The collapse of the advertising-based business model for local news makes its survival an open question. “Could News Bloom in News Deserts?,” however, provides some positive findings. As the report points out, although public attention has been focused on newspaper closings, data from the Northwestern University Medill School of Journalism Local News Initiative show that since 2017, 112 local newspapers or online news sites have been established.[v] AEI distributed a nine-question survey to all of them. The 27 completed surveys provide reasons for both hope and concern.

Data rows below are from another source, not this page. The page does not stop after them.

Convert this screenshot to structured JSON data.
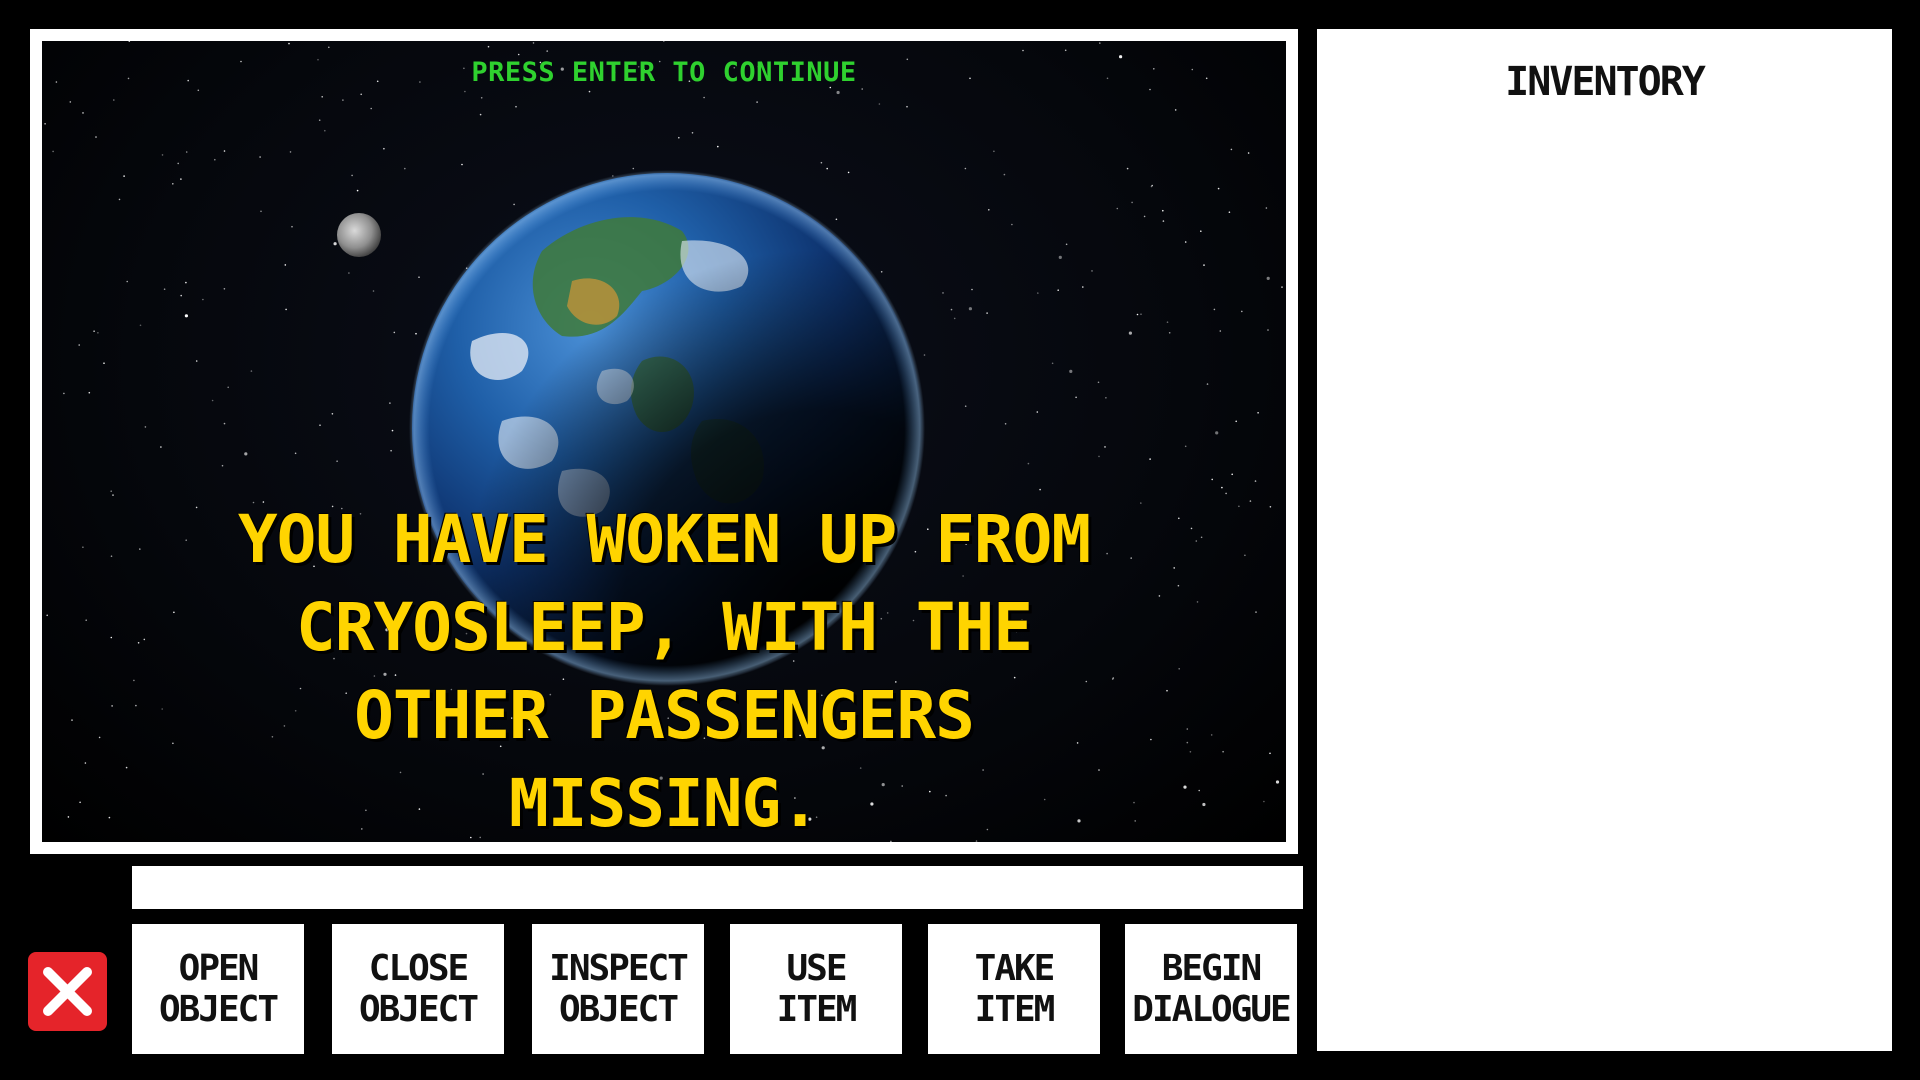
{
  "scene": {
    "prompt": "PRESS ENTER TO CONTINUE",
    "narration": "You have woken up from cryosleep, with the other passengers missing.",
    "image": "earth-from-space"
  },
  "command_line": {
    "value": ""
  },
  "close_button": {
    "icon": "close-icon",
    "color": "#e5242a"
  },
  "verbs": [
    {
      "id": "open",
      "label": "OPEN\nOBJECT"
    },
    {
      "id": "close",
      "label": "CLOSE\nOBJECT"
    },
    {
      "id": "inspect",
      "label": "INSPECT\nOBJECT"
    },
    {
      "id": "use",
      "label": "USE\nITEM"
    },
    {
      "id": "take",
      "label": "TAKE\nITEM"
    },
    {
      "id": "dialogue",
      "label": "BEGIN\nDIALOGUE"
    }
  ],
  "inventory": {
    "title": "INVENTORY",
    "items": []
  },
  "colors": {
    "prompt": "#2fd12f",
    "narration": "#ffd400"
  }
}
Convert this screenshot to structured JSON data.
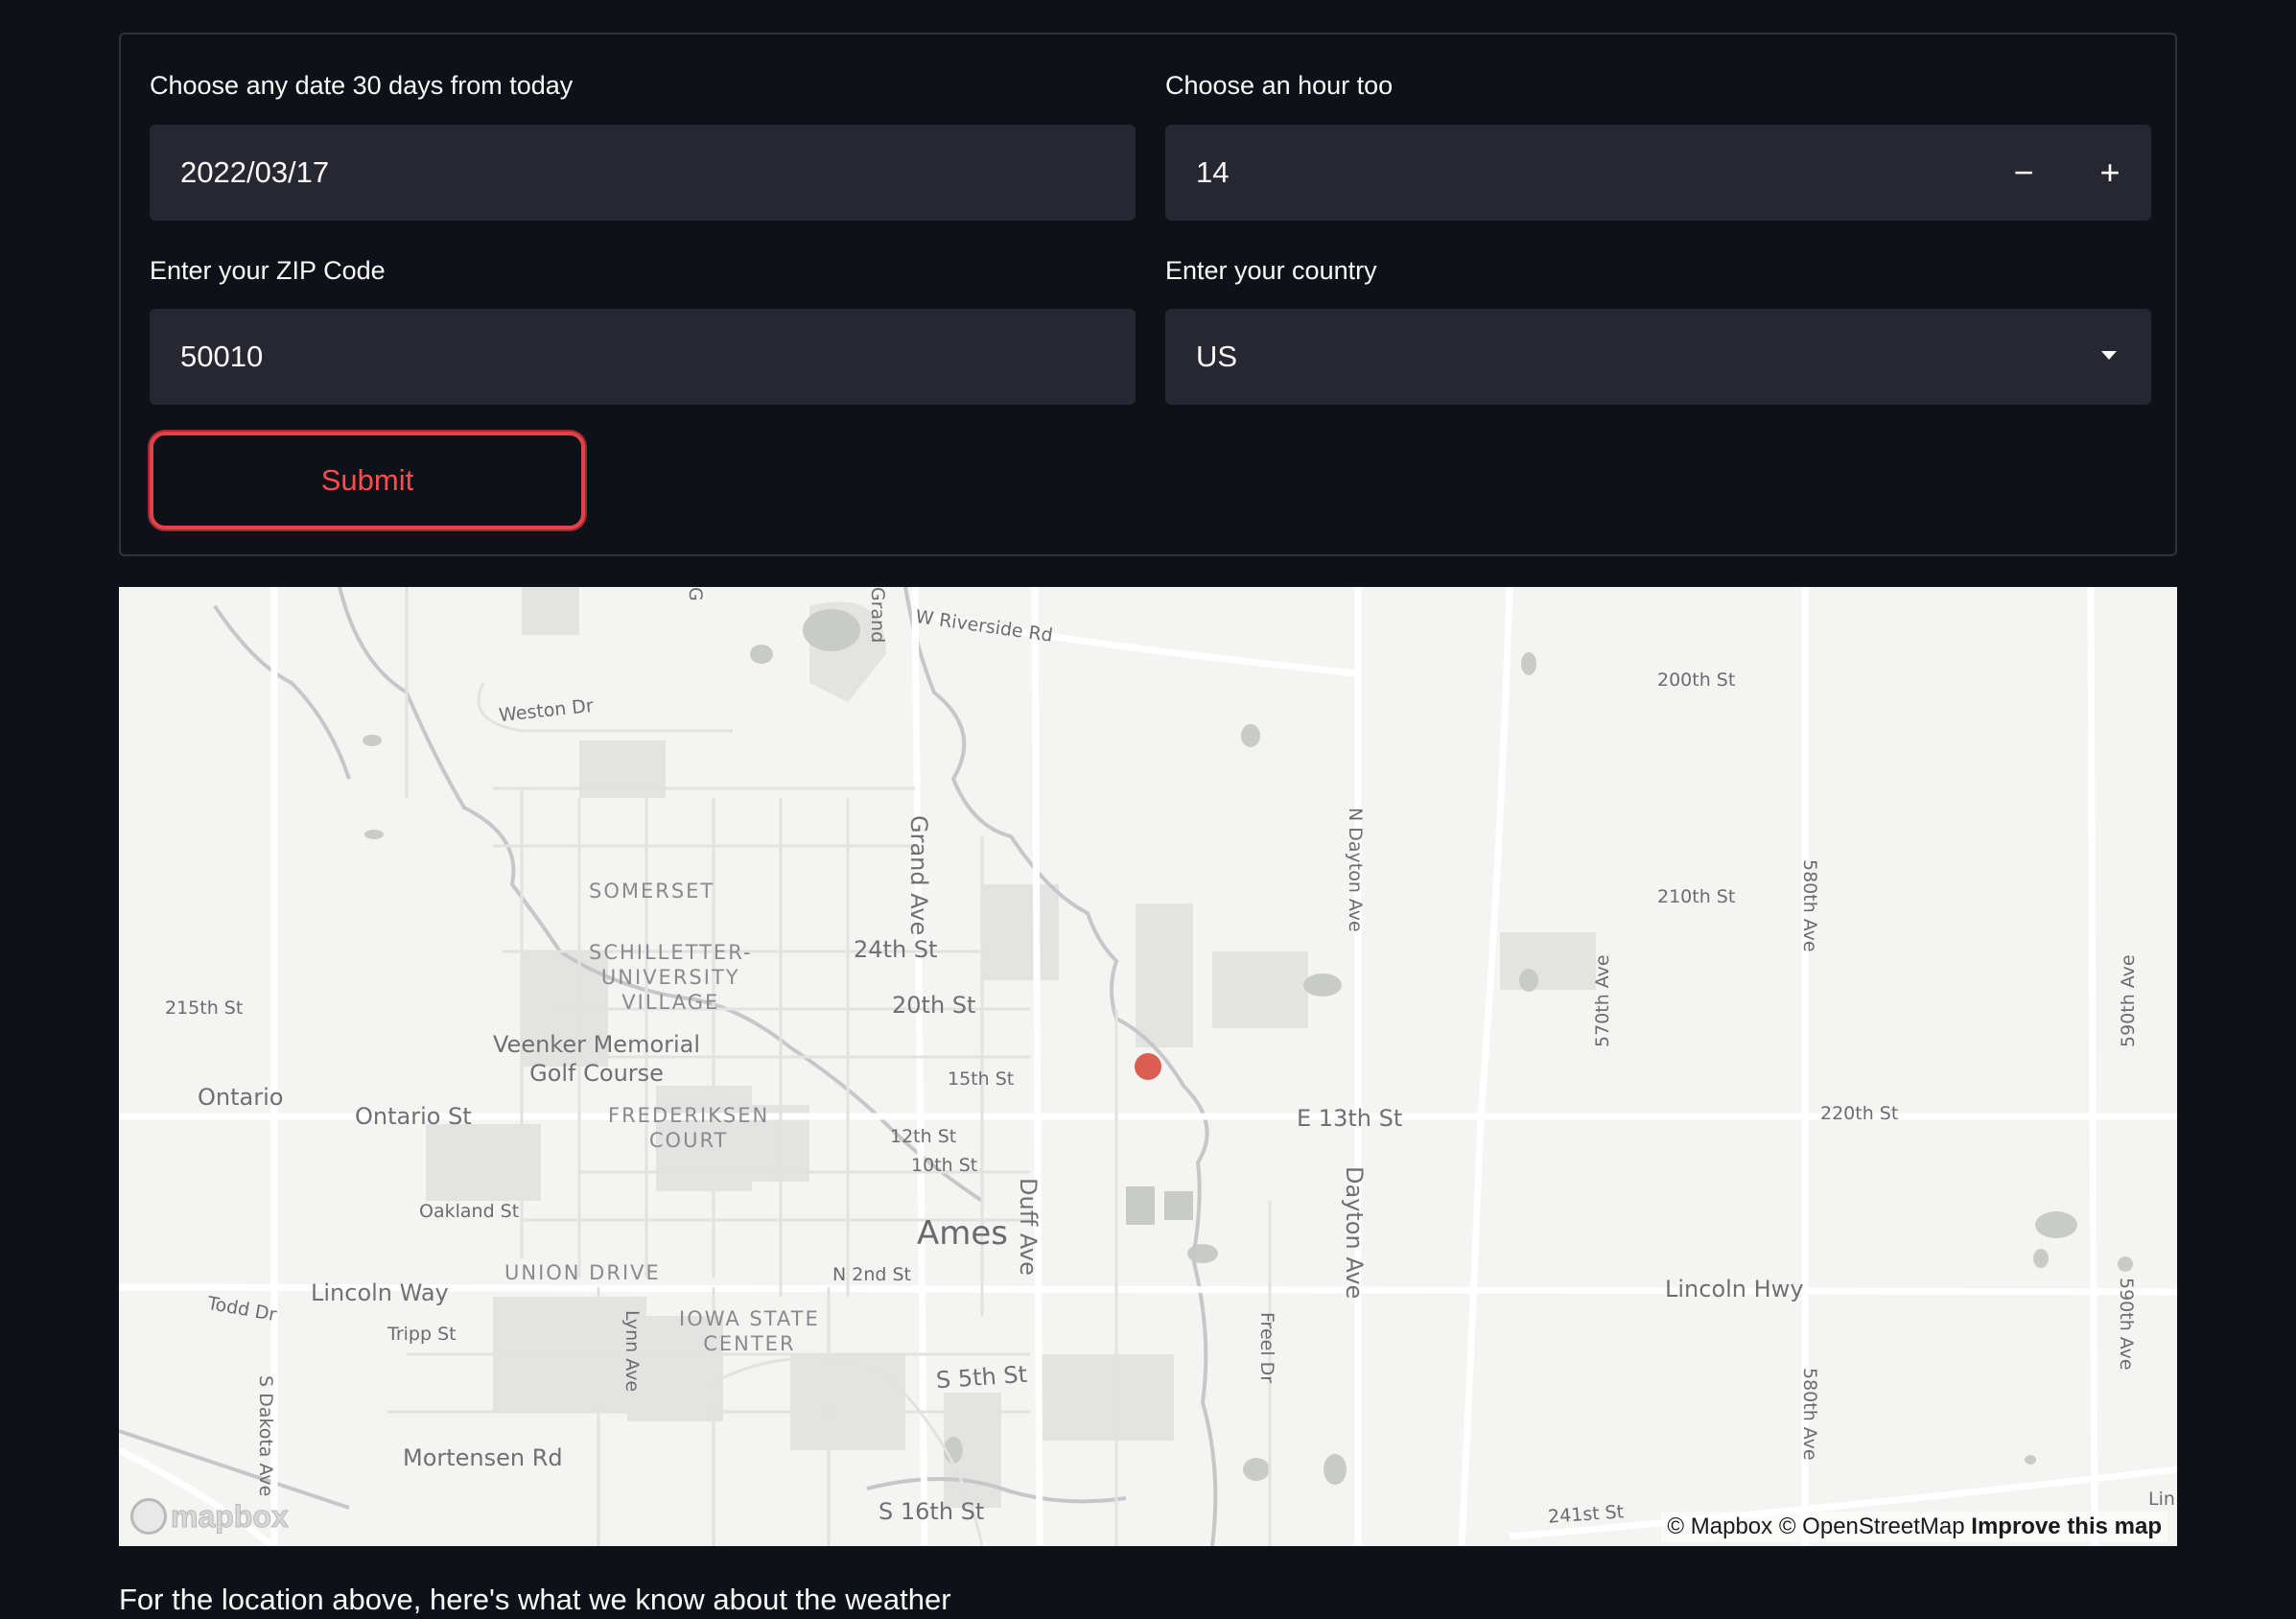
{
  "form": {
    "date_label": "Choose any date 30 days from today",
    "date_value": "2022/03/17",
    "hour_label": "Choose an hour too",
    "hour_value": "14",
    "hour_minus": "−",
    "hour_plus": "+",
    "zip_label": "Enter your ZIP Code",
    "zip_value": "50010",
    "country_label": "Enter your country",
    "country_value": "US",
    "submit_label": "Submit"
  },
  "map": {
    "labels": {
      "w_riverside": "W Riverside Rd",
      "weston": "Weston Dr",
      "somerset": "SOMERSET",
      "schilletter": "SCHILLETTER-\nUNIVERSITY\nVILLAGE",
      "veenker": "Veenker Memorial\nGolf Course",
      "ontario_city": "Ontario",
      "ontario_st": "Ontario St",
      "frederiksen": "FREDERIKSEN\nCOURT",
      "oakland": "Oakland St",
      "union_drive": "UNION DRIVE",
      "lincoln_way": "Lincoln Way",
      "todd": "Todd Dr",
      "tripp": "Tripp St",
      "iowa_state": "IOWA STATE\nCENTER",
      "mortensen": "Mortensen Rd",
      "s_dakota": "S Dakota Ave",
      "lynn": "Lynn Ave",
      "grand_ave": "Grand Ave",
      "grand_top": "Grand",
      "g_top": "G",
      "st_24": "24th St",
      "st_20": "20th St",
      "st_15": "15th St",
      "st_12": "12th St",
      "st_10": "10th St",
      "ames": "Ames",
      "n2nd": "N 2nd St",
      "s5th": "S 5th St",
      "s16th": "S 16th St",
      "duff": "Duff Ave",
      "freel": "Freel Dr",
      "e13th": "E 13th St",
      "n_dayton": "N Dayton Ave",
      "dayton": "Dayton Ave",
      "st_200": "200th St",
      "st_210": "210th St",
      "st_220": "220th St",
      "st_215": "215th St",
      "ave_570": "570th Ave",
      "ave_580a": "580th Ave",
      "ave_580b": "580th Ave",
      "ave_590a": "590th Ave",
      "ave_590b": "590th Ave",
      "lincoln_hwy": "Lincoln Hwy",
      "st_241": "241st St",
      "lin": "Lin"
    },
    "logo_text": "mapbox",
    "attribution": "© Mapbox © OpenStreetMap",
    "improve_link": "Improve this map",
    "marker_color": "#d9554a"
  },
  "footer": {
    "text": "For the location above, here's what we know about the weather"
  },
  "colors": {
    "background": "#0e1117",
    "input_bg": "#262730",
    "accent": "#ff4b4b"
  }
}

On the positive side, a variety of business models have emerged. These include for-profit sites and papers such as the Appalachian News-Express, which relies on not only advertising but other revenue sources, including real estate rentals, and print operations that serve other local enterprises. Others, however—such as Cardinal News in southwest Virginia and the New Bedford Light in southeastern Massachusetts—use a nonprofit model that allows them to receive grants from local community foundations and major businesses. Still others have forged partnerships with college journalism programs to provide internship opportunities and local public radio stations, themselves in need of local reporting.

At the same time, many of the local news startups, such as the Asheville Advocate, rely on volunteer labor, which may not prove sustainable. Others, such as the Bowie Sun in Maryland, are one-person operations, raising the same concern.

The stakes are high for those who care both about the health of the American federalist system—reliant on an informed local citizenry—and those concerned about the social capital of local communities.

[i] Richard Alm and W. Michael Cox, “Creative Destruction,” EconLib,

[ii] Howard Husock, “Could News Bloom in News Deserts?,” American Enterprise Institute, July 12, 2023,

[iii] Penelope Muse Abernathy, News Deserts and Ghost Newspapers: Will Local News Survive? (Chapel Hill, NC: University of North Carolina Press, 2020),

[iv] Steven Waldman, “The Journalist Population,” Report for America, June 28, 2021, Note that the reporter employment figure for 2019 is an extrapolation, as explained in the source.

[v] Husock, “Could News Bloom in News Deserts?”